Member of Parliament, Lok Sabha
- In office 1951–1962
- Preceded by: Position established
- Succeeded by: Ajit Pratap Singh
- Constituency: Pratapgarh

Personal details
- Born: 3 August 1898 Pratapgarh, North-Western Provinces, British India
- Died: 26 June 1983 (aged 84) Pratapgarh, Uttar Pradesh, India
- Party: Indian National Congress
- Spouse: Annapurna Upadhyay
- Children: Kranti Kumar Upadhyay, Geeta Upadhyay & Meera Upadhyay

= Munishwar Dutt Upadhyay =

Munishwar Dutt Upadhyay (3 August 1898 – 26 June 1983) was an Indian politician, statesman, and leader in the Indian independence movement. He was a Member of Parliament from Pratapgarh, Uttar Pradesh, belonging to the Indian National Congress.

==Early life==
He was born 3 August 1898 in Lakshmanpur Village, Lalganj Tehsil of Pratapgarh district, Uttar Pradesh, to Gazadhar Prasad Upadhyay. He was an exceptionally bright student and learner. He matriculated from Somvanshi Higher Secondary School (PB Inter College), Pratapgarh and did his post-graduation at Kayastha Pathshala, Allahabad, and law education from Allahabad University. Soon he started working with the mayor's office in Allahabad. He married Annapoorna Upadhyay in 1933.

==Political life==
He was a member of the Constituent Assembly of India and was the only person from Pratapgarh who signed the draft of the Indian Constitution. Post-independence, he became the first candidate from Pratapgarh to become a Member of Parliament twice, once in 1951 in the first Lok Sabha elections, then again in 1957 in the second Lok Sabha elections.

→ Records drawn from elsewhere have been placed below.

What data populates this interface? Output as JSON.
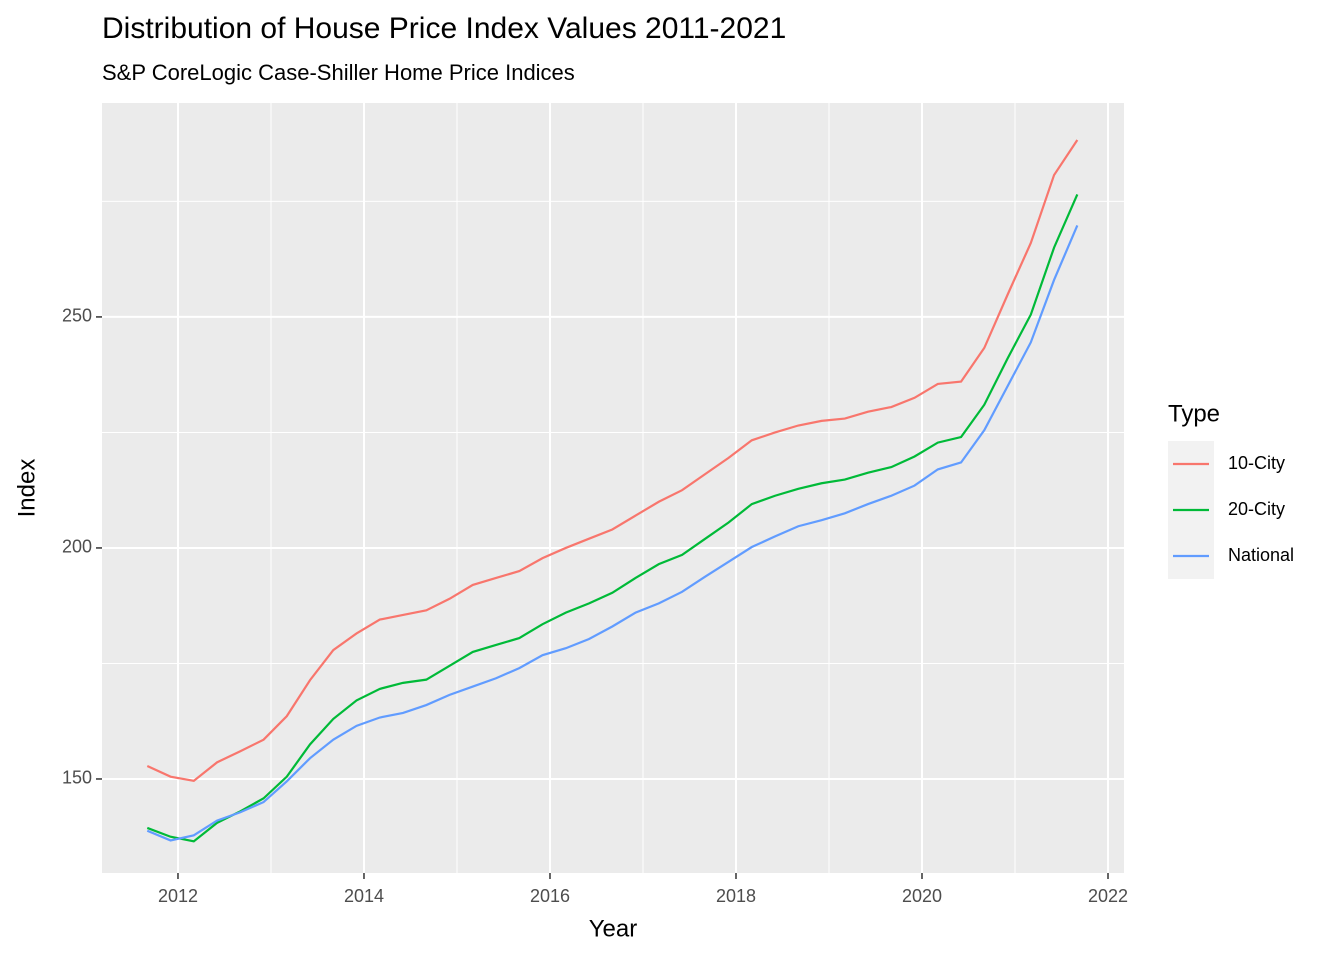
{
  "chart_data": {
    "type": "line",
    "title": "Distribution of House Price Index Values 2011-2021",
    "subtitle": "S&P CoreLogic Case-Shiller Home Price Indices",
    "x_label": "Year",
    "y_label": "Index",
    "legend_title": "Type",
    "x": [
      2011.67,
      2011.92,
      2012.17,
      2012.42,
      2012.67,
      2012.92,
      2013.17,
      2013.42,
      2013.67,
      2013.92,
      2014.17,
      2014.42,
      2014.67,
      2014.92,
      2015.17,
      2015.42,
      2015.67,
      2015.92,
      2016.17,
      2016.42,
      2016.67,
      2016.92,
      2017.17,
      2017.42,
      2017.67,
      2017.92,
      2018.17,
      2018.42,
      2018.67,
      2018.92,
      2019.17,
      2019.42,
      2019.67,
      2019.92,
      2020.17,
      2020.42,
      2020.67,
      2020.92,
      2021.17,
      2021.42,
      2021.67
    ],
    "series": [
      {
        "name": "10-City",
        "color": "#f8766d",
        "values": [
          152.8,
          150.5,
          149.6,
          153.6,
          156,
          158.5,
          163.6,
          171.4,
          177.9,
          181.5,
          184.5,
          185.5,
          186.5,
          189,
          192,
          193.5,
          195,
          197.8,
          200,
          202,
          204,
          207,
          210,
          212.5,
          216,
          219.5,
          223.3,
          225,
          226.5,
          227.5,
          228,
          229.5,
          230.5,
          232.5,
          235.5,
          236,
          243.3,
          254.8,
          266,
          280.7,
          288.3
        ]
      },
      {
        "name": "20-City",
        "color": "#00ba38",
        "values": [
          139.4,
          137.5,
          136.5,
          140.5,
          143,
          145.8,
          150.5,
          157.5,
          163,
          167,
          169.5,
          170.8,
          171.5,
          174.5,
          177.5,
          179,
          180.5,
          183.5,
          186,
          188,
          190.3,
          193.5,
          196.5,
          198.5,
          202,
          205.5,
          209.5,
          211.3,
          212.8,
          214,
          214.8,
          216.3,
          217.5,
          219.8,
          222.8,
          224,
          231,
          241,
          250.5,
          265,
          276.5
        ]
      },
      {
        "name": "National",
        "color": "#619cff",
        "values": [
          138.8,
          136.7,
          137.8,
          141,
          142.8,
          145,
          149.5,
          154.5,
          158.5,
          161.5,
          163.3,
          164.3,
          166,
          168.2,
          170,
          171.8,
          174,
          176.8,
          178.3,
          180.3,
          183,
          186,
          188,
          190.5,
          193.8,
          197,
          200.2,
          202.5,
          204.7,
          206,
          207.5,
          209.5,
          211.3,
          213.5,
          217,
          218.5,
          225.5,
          235,
          244.5,
          258,
          269.8
        ]
      }
    ],
    "xlim": [
      2011.183,
      2022.172
    ],
    "xticks": [
      2012,
      2014,
      2016,
      2018,
      2020,
      2022
    ],
    "ylim": [
      129.65,
      296.3
    ],
    "yticks": [
      150,
      200,
      250
    ],
    "grid": true,
    "panel_color": "#ebebeb",
    "legend_position": "right"
  }
}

After sweeping wins in the first two elections from the Pratapgarh constituency, he was defeated in the third Lok Sabha election by Jan Sangh candidate, Ajit Pratap Singh.

He was secretary of the Congress Parliamentary Board and chairman of the Railway Reforms Committee. He also held the position of Revenue Minister in Uttar Pradesh Cabinet during C. B. Gupta's Chief Ministry for a short period between 1969 and 1970.

==Literary works==
- Kisan Sangathan
- Zamindari Pratha

==Death==
He died on 26 June 1983 in Pratapgarh and was survived by a son and two daughters.